The interface is self-explanatory for most operations, but a few tools deserve attention. The PDF/A conversion option under the Convert section is useful for long-term archiving – PDF/A is the ISO standard format designed for documents that need to remain readable without depending on external fonts or resources. The “Remove Blanks” tool under Organize is a quiet workhorse: it scans a document and strips out pages that fall below a configurable ink coverage threshold, which saves considerable cleanup time after scanning a physical document with occasional empty pages.

Batch processing works by uploading multiple files at once to most tools. Drag several PDFs onto the merge tool and reorder them by dragging thumbnails before confirming. The compress tool offers three quality levels and shows an estimated output size before you commit. For redaction, the interface lets you draw boxes over text regions across specific pages or all pages at once – the redaction is applied to the actual PDF content layer, not just painted over visually, which matters if the document will ever be opened in a tool that can reveal covered text.

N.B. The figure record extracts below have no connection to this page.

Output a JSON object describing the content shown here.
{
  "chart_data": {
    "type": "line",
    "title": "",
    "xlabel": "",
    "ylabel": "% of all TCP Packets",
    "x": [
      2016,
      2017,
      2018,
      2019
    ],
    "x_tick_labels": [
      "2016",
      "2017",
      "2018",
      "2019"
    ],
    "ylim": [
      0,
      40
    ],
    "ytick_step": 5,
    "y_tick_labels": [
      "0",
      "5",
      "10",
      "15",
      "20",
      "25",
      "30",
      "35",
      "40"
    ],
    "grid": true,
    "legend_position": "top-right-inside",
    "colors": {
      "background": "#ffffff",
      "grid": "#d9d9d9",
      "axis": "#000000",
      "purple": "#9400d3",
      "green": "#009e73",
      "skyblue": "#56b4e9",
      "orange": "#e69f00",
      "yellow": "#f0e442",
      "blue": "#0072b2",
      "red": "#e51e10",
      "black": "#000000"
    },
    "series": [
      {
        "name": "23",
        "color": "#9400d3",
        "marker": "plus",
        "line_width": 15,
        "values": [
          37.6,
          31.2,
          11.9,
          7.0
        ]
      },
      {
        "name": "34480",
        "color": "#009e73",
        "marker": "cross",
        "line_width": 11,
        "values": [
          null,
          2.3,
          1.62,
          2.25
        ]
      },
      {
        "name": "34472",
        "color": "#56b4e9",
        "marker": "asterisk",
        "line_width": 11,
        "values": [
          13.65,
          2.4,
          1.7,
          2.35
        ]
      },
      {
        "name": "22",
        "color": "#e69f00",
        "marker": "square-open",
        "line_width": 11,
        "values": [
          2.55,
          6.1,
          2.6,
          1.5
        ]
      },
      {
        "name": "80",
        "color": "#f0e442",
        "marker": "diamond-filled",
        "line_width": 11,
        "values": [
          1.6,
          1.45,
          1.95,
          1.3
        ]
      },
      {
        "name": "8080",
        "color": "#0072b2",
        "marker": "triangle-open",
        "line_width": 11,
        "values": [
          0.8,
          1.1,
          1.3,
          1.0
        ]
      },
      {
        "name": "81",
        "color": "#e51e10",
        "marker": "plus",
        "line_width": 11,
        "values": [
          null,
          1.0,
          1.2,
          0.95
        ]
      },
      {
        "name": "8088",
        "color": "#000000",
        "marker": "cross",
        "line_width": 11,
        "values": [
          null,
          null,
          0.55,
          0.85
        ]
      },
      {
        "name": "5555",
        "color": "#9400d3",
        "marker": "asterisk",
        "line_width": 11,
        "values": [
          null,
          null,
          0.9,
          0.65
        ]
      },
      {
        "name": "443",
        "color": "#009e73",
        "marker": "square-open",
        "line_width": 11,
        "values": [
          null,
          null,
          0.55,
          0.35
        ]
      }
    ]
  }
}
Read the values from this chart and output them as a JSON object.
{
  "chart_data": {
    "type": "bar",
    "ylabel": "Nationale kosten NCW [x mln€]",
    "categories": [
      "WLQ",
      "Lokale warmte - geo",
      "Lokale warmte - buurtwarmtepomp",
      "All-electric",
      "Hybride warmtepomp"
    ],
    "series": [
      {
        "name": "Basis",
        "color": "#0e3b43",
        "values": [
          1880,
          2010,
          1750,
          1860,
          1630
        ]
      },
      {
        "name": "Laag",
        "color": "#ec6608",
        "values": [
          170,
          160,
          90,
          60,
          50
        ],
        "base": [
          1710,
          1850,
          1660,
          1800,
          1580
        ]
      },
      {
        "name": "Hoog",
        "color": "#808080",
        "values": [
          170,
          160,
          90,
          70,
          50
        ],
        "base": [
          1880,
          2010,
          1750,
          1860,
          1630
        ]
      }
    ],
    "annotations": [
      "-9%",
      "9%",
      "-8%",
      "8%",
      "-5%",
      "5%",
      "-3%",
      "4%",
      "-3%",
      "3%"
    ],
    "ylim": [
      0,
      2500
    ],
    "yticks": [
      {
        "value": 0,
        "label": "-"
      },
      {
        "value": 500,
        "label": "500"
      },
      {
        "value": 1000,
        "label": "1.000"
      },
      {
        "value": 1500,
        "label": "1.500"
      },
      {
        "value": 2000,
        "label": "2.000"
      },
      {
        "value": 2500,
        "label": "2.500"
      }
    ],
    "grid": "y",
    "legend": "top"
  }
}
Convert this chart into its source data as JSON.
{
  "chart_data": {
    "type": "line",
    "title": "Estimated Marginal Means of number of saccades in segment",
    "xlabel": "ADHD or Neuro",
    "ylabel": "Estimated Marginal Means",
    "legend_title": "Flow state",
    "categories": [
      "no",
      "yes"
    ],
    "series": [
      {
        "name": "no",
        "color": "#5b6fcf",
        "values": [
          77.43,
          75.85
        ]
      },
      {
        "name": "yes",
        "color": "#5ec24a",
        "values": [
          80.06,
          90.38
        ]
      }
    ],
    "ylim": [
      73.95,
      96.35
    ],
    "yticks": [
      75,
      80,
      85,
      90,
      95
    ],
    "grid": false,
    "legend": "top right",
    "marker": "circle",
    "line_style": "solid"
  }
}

Stirling PDF also exposes a full REST API, documented at /swagger-ui/index.html on your instance. Every operation available in the UI is accessible programmatically, which opens the door to scripted workflows – automatically compressing PDFs dropped into a watched folder, for instance, or building a simple integration that calls the merge endpoint from another application. Whether you use the web interface daily or wire it into an automation pipeline, the API documentation is detailed enough that you will not need to hunt for examples elsewhere.